そのビー玉のような瞳であたしを見つめて。

そうしていつもあなたを感じてたかった。

「いつ来るの?司」

「来月だって。いつも突然なんだから」

「でも、ようやく帰ってくるんだから、よかったじゃん」

―――そんな風に言わないで

「牧野?どうかした?」

「あ―――ううん」

「元気ない。せっかく司が帰ってくるのに。嬉しくないの?」

「―――類は?」

「俺?」

「フランスへ、行っちゃうって―――」

「ああ―――。来月ね」

「ずっと・・・・・?」

体が、震える。

「―――長くなると思う。
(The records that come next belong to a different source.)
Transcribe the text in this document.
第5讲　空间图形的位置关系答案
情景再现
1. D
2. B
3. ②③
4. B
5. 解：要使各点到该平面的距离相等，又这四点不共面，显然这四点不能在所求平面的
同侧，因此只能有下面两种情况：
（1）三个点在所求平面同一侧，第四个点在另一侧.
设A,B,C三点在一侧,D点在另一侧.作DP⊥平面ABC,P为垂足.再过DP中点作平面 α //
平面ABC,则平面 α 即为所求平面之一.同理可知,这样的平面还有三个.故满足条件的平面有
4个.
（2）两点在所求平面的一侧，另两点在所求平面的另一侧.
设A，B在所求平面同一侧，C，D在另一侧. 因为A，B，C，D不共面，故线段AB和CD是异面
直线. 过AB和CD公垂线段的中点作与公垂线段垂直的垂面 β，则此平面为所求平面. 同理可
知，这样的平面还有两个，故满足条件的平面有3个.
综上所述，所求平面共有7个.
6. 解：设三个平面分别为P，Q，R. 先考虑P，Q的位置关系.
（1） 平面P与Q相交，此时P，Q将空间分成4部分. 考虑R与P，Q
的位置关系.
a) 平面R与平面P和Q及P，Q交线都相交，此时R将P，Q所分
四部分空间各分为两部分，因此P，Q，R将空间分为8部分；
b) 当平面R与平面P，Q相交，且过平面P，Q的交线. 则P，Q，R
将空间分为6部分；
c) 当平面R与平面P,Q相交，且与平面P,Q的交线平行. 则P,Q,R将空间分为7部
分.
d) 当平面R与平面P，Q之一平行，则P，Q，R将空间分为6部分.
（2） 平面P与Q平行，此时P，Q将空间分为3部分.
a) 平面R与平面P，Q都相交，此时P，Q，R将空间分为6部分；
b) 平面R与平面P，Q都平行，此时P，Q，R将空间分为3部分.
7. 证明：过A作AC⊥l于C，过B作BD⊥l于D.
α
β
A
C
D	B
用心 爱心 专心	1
牧野?なんで―――」

「行ってほしくない」

「―――牧野」

「行って欲しくないよ。あたしは―――類の傍にいたいのに」

涙が、溢れては零れた。

「―――司と、結婚するんだろ?」

首を横に振る。

あたしが好きなのは、類。

やっとわかったのに。

どうしたらいいか、わからなかった。

「じゃ、俺と一緒に来てくれる?」

涙を掬う、類のきれいな指。

「牧野が着いてきてくれるなら―――俺は、一生牧野の傍にいるよ。離れない」

「好き・・・・・・。好きなの・・・・・・類」

「俺も好きだよ。ずっと牧野だけ」

ゆっくりと、唇を重ねる。

類の熱が、徐々に伝わってくるみたいに、あたしの体が熱くなってくる。


ずっとそばにいて。

いつも隣にいて。

あたしにはあなたが、必要だから―――。